1689263305 Keep your cheap rate

Keep your cheap rate

Some borrowers are tempted to renegotiate their mortgage to take advantage of rising home values. Is it a good idea?

• Also read: It’s time to tighten your belts more than ever

• Also read: Mortgages: Thousands of people on the edge of the abyss

• Also read: “We’re trapped!”: Borrowers can’t take the rate hikes anymore

This is the case, for example, with Martin (who wishes to remain anonymous). He desperately needs $40,000 to pay off a debt that is crushing him. However, he is one of the “lucky ones” who still have a mortgage with a fixed interest rate of 2.3%.

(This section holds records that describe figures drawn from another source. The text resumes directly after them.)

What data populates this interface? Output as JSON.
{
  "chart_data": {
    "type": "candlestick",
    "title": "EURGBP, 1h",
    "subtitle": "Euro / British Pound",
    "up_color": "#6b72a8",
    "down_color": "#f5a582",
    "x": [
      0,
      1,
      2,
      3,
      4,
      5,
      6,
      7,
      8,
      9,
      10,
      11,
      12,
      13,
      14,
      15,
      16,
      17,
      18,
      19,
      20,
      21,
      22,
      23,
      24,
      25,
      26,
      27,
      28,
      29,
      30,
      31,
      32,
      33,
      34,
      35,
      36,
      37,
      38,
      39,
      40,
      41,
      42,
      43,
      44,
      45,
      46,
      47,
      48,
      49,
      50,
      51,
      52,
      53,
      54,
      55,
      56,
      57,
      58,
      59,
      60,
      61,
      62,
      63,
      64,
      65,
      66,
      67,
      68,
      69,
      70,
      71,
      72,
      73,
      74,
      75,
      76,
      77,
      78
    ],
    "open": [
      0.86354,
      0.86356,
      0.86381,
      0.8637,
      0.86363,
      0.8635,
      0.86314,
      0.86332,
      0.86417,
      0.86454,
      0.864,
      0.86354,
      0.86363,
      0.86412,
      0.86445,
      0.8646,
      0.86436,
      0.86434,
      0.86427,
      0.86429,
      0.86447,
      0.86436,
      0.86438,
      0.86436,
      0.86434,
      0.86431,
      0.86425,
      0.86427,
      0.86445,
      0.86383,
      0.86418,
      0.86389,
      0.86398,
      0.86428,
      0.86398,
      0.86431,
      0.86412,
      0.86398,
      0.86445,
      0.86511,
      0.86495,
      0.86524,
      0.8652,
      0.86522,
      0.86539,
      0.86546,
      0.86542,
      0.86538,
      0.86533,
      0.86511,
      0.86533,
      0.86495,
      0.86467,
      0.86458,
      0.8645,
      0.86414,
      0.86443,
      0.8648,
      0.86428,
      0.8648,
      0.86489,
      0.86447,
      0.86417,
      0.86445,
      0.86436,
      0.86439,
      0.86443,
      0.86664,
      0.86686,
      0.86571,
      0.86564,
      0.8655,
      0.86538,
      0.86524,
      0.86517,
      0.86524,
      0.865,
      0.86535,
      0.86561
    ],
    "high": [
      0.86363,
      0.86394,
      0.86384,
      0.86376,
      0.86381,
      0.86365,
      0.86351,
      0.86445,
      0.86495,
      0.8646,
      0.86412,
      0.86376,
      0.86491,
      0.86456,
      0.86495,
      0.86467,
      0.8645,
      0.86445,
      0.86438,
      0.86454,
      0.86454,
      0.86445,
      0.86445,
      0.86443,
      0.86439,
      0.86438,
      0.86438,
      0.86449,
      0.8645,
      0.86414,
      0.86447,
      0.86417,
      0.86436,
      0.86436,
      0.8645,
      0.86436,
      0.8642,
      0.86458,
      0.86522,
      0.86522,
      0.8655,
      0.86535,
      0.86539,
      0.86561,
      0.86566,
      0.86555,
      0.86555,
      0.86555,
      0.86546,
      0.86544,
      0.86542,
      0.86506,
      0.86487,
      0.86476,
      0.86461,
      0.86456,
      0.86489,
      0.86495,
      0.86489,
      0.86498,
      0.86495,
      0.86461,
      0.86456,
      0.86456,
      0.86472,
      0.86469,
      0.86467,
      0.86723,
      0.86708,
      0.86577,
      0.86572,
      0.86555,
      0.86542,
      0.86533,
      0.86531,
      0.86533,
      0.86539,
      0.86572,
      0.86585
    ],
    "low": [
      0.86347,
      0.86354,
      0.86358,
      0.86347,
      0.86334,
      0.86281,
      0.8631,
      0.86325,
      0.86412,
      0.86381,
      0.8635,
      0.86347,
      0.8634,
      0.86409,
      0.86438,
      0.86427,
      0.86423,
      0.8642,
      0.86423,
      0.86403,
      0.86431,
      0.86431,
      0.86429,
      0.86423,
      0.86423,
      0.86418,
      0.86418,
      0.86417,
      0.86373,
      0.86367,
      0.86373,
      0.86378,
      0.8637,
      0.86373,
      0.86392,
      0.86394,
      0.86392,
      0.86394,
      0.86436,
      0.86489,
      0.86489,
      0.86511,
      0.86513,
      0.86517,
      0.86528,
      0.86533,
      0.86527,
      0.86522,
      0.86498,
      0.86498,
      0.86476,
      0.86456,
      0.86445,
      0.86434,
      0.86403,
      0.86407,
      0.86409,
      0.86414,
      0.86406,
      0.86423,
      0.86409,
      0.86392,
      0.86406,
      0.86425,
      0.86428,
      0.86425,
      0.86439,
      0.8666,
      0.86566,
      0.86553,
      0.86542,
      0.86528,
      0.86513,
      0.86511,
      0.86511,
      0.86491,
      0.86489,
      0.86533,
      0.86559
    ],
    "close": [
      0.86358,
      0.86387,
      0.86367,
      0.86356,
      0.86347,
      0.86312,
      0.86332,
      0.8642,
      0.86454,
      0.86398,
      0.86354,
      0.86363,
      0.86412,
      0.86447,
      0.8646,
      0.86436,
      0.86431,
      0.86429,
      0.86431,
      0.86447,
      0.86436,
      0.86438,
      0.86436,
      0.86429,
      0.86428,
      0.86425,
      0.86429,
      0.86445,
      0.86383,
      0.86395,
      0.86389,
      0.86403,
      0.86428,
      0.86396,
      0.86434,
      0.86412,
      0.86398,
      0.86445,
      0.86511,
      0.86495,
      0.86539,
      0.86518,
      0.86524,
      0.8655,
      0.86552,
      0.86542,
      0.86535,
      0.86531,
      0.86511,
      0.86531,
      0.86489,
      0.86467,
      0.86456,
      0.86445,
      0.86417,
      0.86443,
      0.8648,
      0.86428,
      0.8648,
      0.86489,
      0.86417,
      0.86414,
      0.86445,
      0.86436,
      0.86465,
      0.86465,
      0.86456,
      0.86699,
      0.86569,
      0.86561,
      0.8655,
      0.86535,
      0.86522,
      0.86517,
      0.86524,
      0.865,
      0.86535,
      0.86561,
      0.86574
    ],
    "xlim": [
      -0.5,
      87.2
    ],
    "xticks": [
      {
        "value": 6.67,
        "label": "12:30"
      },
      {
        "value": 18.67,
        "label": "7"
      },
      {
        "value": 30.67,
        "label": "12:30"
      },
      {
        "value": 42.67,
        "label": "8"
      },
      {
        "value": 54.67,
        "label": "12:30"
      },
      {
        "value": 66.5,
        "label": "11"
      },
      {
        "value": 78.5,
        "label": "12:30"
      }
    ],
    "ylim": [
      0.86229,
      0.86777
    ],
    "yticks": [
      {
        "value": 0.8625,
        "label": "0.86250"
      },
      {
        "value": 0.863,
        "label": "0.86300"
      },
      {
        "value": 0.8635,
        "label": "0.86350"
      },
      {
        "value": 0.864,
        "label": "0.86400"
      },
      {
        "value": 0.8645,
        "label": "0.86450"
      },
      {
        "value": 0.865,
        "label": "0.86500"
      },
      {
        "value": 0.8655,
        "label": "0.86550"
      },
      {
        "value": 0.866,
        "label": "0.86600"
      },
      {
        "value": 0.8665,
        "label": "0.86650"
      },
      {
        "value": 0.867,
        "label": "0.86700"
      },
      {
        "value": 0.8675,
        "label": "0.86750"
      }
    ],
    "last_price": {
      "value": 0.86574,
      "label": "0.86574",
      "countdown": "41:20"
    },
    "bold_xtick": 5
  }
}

Should he renew his mortgage at the current interest rate (ie around 6 or 7%) to have access to cash to keep him afloat?

“That wouldn’t be a particularly good idea,” said Alexandre Bélanger, TD’s mortgage lending district manager. “If Martin leaves his financial institution to take out a new mortgage, he loses his advantageous 2.3% interest rate.” “Having that rate for another two years saves him a lot of money on his mortgage,” he explains.

Keep your cheap rate

Alexandre Belanger photo from LinkedIn

hybrid solution

Some banks offer solutions that avoid renegotiating your mortgage. “In such a situation, we will do everything we can to keep the customer’s tariff advantageous. For example, he can leave his mortgage at 2.3% and then we add an amount, in this case $40,000, equal to the daily rate. So we’re going to add it all up and his mortgage will have a combined interest rate that’s the ratio of the two loans,” he explains.

It is a kind of “refinancing without debt restructuring”, if the bank offers such a solution.